- St. John Paul II Cathedral
- Location: Ciudad Guayana
- Country: Venezuela
- Denomination: Roman Catholic Church

= St. John Paul II Cathedral, Ciudad Guayana =

The St. John Paul II Cathedral (Catedral de San Juan Pablo II) Also Ciudad Guayana Cathedral is the name given to a project on construction of a religious building belonging to the Catholic Church and is located in the UD-251 area of Puerto Ordaz in the city of Ciudad Guayana, the largest population of Bolivar State, in the Guayana region in the southern part of the South American country of Venezuela.

It has the name of pope John Paul II because in the land where the cathedral is built, a Mass attended by the pope in 1985. Since then the place was known as the "Cross of the Pope" was held. In 1986, the Corporación Venezolana de Guayana custom design architects of the cathedral, and in 1997 was established as a Foundation. The state government collaborated with the construction from 2001 to 2005. The economic problems delayed its opening.

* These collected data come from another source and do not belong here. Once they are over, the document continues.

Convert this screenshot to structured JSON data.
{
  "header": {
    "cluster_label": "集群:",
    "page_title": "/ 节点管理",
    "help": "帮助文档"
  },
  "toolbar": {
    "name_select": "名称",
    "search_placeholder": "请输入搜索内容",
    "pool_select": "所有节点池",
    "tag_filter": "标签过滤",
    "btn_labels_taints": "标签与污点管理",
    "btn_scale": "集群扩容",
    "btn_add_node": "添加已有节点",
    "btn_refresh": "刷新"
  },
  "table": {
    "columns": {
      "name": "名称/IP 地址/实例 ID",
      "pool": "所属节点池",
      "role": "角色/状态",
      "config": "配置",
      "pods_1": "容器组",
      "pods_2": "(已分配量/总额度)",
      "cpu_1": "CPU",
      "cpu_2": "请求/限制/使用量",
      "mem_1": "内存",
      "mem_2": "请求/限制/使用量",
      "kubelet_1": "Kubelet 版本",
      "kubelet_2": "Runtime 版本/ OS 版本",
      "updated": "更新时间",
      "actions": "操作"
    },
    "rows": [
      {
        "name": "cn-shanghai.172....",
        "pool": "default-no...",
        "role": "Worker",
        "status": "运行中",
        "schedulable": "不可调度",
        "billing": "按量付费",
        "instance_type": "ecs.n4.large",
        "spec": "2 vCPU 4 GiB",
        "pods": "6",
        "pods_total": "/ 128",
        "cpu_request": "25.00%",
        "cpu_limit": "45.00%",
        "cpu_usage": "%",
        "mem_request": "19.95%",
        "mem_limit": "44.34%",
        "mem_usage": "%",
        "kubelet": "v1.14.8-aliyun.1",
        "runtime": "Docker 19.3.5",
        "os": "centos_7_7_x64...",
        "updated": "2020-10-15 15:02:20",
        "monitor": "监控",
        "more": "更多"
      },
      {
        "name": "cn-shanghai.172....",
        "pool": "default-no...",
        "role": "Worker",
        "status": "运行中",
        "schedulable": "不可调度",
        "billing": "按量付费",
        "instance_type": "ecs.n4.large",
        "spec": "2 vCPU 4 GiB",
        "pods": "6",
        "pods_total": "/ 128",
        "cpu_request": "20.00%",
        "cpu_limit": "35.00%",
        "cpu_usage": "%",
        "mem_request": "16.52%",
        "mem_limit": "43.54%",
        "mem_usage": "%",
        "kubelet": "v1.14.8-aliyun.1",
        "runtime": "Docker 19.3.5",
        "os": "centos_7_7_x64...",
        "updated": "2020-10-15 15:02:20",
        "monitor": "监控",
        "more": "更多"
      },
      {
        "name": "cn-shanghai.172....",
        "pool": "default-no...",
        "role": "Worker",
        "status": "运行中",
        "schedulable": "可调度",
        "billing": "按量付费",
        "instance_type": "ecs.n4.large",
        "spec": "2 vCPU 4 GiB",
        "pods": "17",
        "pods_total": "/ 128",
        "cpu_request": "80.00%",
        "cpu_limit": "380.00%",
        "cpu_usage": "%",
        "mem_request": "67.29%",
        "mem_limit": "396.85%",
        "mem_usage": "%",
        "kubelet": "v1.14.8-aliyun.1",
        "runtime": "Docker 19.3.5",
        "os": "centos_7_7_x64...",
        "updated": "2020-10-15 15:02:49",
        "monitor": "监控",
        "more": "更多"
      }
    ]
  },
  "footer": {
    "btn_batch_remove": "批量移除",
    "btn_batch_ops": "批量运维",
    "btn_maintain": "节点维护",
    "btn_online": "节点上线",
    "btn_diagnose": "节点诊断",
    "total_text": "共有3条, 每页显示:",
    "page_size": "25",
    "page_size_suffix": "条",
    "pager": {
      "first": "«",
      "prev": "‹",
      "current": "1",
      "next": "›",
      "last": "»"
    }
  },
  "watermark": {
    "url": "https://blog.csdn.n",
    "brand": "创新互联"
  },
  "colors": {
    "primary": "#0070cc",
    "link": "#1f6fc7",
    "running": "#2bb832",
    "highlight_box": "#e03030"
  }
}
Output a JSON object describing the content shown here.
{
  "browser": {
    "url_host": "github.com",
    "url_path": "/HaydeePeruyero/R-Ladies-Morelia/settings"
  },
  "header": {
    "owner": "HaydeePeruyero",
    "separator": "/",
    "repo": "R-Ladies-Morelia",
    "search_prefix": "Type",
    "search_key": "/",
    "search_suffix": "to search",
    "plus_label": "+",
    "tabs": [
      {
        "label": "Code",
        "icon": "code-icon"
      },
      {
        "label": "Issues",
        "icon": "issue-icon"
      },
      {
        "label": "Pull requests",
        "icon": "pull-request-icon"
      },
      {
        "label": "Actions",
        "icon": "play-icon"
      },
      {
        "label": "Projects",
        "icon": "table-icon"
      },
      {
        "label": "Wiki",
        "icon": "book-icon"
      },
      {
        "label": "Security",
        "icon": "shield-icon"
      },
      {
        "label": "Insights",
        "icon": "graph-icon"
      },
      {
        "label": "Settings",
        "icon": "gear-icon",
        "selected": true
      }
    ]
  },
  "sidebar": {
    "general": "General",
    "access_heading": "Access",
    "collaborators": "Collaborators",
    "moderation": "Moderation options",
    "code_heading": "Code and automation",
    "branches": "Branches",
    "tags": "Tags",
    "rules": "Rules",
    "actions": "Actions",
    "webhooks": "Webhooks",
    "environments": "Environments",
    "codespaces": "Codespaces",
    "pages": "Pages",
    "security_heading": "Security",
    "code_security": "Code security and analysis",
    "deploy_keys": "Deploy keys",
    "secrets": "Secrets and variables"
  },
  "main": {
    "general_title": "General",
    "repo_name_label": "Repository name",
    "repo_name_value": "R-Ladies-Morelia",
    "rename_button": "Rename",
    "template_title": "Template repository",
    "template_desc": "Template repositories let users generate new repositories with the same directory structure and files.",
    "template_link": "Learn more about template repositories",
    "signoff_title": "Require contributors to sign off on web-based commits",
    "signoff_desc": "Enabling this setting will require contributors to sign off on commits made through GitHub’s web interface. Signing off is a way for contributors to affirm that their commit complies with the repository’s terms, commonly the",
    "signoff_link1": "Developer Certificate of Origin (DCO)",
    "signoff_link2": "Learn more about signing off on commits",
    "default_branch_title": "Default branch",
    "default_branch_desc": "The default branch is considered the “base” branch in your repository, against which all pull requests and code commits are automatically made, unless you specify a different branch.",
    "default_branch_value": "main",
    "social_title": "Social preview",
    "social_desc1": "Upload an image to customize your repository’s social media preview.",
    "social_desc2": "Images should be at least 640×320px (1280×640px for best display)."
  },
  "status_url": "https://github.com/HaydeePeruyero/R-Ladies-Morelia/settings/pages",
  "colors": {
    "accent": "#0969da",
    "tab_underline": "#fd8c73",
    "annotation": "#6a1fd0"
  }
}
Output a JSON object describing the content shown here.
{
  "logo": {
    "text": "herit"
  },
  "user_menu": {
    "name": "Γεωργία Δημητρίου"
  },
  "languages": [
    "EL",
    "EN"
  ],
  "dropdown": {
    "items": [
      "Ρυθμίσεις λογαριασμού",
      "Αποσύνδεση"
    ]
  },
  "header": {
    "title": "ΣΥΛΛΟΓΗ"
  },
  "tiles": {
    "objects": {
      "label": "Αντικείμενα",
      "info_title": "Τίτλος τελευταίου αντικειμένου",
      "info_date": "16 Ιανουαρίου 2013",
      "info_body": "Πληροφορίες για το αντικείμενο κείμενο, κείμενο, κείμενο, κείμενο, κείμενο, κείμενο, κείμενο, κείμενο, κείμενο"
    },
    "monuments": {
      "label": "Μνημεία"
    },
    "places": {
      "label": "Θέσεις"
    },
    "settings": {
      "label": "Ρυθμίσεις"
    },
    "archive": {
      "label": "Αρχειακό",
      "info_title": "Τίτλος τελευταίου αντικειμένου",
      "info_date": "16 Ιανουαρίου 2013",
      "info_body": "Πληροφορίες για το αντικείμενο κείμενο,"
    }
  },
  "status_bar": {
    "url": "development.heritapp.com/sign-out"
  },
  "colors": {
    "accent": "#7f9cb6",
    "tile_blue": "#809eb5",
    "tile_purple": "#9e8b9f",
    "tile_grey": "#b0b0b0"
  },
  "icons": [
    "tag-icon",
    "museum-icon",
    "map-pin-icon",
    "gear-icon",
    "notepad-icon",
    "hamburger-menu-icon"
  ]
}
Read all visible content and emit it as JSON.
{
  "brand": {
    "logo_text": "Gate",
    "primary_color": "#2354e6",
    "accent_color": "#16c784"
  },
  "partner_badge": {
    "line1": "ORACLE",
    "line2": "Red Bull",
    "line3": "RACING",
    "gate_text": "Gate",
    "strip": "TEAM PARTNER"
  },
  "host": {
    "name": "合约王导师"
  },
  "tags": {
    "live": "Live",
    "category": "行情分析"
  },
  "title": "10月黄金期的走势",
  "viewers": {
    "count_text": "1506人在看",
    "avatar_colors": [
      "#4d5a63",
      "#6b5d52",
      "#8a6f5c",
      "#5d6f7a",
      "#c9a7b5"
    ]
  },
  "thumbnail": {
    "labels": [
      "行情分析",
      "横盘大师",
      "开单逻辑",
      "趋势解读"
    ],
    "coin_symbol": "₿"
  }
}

Since 2012 the foundation seeks funding for completion in 2015 the work of its first stage was completed in June. However, there are still three more stages for its inauguration resumed. Only 45% of the project has been built.

Once completed take the functions of the pro-cathedral of Our Lady of Fatima current temporary headquarters of the Roman Catholic Diocese of Ciudad Guayana.